Extended thus in space and time, the prophetic voice speaks in declarative sentences. It does not debate or analyze. It does not say “several options face us” or “studies must be done.” The prophetic voice dwells in the verb “to be,” from which it draws the simple syntax of belief. “This is the case,” it declares, or “I am I,” or “I am the Way.” Thoreau’s sentences are long and shapely, but they are grounded in such simplicity. “Morning is when I am awake and there is a dawn in me.” “Every walk is a sort of crusade.” “In Wildness is the preservation of the World.”
In the prophetic essay, declarations of belief appear in the foreground, and this alone makes it different from most essays we now read in magazines. The television show Dragnet used to feature a cop named Joe Friday, whose interrogations were punctuated with the phrase “Just the facts, ma’am; just the facts.” Joe Friday is the ghostwriter of most of the essays written in my lifetime. The prophetic essay would never make it through the fact-checking departments of our finer magazines. “In Wildness is the preservation of the World”: There is no way to check that. It certainly does not follow from evidence the way conclusions in an analytic essay do. And yet that does not mean it is not true. Students are often disappointed to discover that when he lived at Walden Pond, Thoreau would go into town to eat meals with his family or the Emersons. It’s a fact: Thoreau was not a hermit. But the facts of the case are not the spirit of the case, and sometimes the spirit is primary.
Thoreau did not need pure isolation to describe the solitude of our lives.
The prophet does not stoop to argue or to concede belief to the so-called facts, and these refusals bring us to the dangers, or at least the limitations, of this voice. All the marks of prophecy that I have touched on so far—the extended first person, the lifting of the particular into the eternal, the declarations of simple belief—imply that the divisions, confusions, and ambiguities marking our lives are illusory. Under the spell of the prophetic voice, we are led to believe that there is a simple unity toward which each of us might travel. But there are times we cannot or should not make the move toward unity, either in the self or in society.
To begin with the social example: to the degree that the prophetic voice flattens out diversity, it is at odds with pluralist politics, for it has no model of contention. Or, to say this another way, it has its politics, but they are not presented as such. “Walking” is a political essay (most patently in the way it endorses the westward expansion of the American empire), but Thoreau claims that is not so (the woodland dwellers he eulogizes “are of no politics”). And he seals his claim with a self-protecting rhetoric, saying that he is describing nature, not culture (thus Columbus discovered America with an instinct “akin to the migratory instinct in birds”), asserting that the territory under review is sacred (“the backwoodsman” in America is better situated than “Adam in paradise”), and subordinating all empirical evidence to the insights of sympathy and sempiternal memory.
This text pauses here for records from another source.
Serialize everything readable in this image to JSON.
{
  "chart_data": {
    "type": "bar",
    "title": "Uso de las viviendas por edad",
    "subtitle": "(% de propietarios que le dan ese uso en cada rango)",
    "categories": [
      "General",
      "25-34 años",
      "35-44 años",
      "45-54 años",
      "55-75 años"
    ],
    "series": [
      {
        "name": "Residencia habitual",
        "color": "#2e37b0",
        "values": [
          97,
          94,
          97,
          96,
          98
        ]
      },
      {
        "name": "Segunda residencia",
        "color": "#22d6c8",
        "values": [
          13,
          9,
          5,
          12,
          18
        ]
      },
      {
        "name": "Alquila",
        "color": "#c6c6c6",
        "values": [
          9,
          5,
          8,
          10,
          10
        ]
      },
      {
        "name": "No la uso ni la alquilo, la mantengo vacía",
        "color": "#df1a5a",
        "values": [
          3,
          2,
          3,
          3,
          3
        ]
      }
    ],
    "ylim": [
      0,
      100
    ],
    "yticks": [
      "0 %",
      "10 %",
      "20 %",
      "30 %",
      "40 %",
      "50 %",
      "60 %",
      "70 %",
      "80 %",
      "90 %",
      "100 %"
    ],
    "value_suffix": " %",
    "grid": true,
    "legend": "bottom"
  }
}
In these and other ways the prophetic voice puts the opposition beyond the pale of speech, or, should oppositional voices arise, it makes it seem as if they were opposed to nature, the sacred, and the wisdom of the ages.
To recast all this in terms of the self: the prophetic voice has little to say about those parts of our lives that are messy or prone to depression. At home on the mountaintop, it is silent about those valleys that are, by definition, “long depressions.” A Thoreauvian prophetic essay leads us on a redemptive journey—about which I shall say more below—but there is a redemption of the valley as well, one that comes from abandoning all hope of getting it together. If you need to come apart, you do not need to listen to the prophetic voice.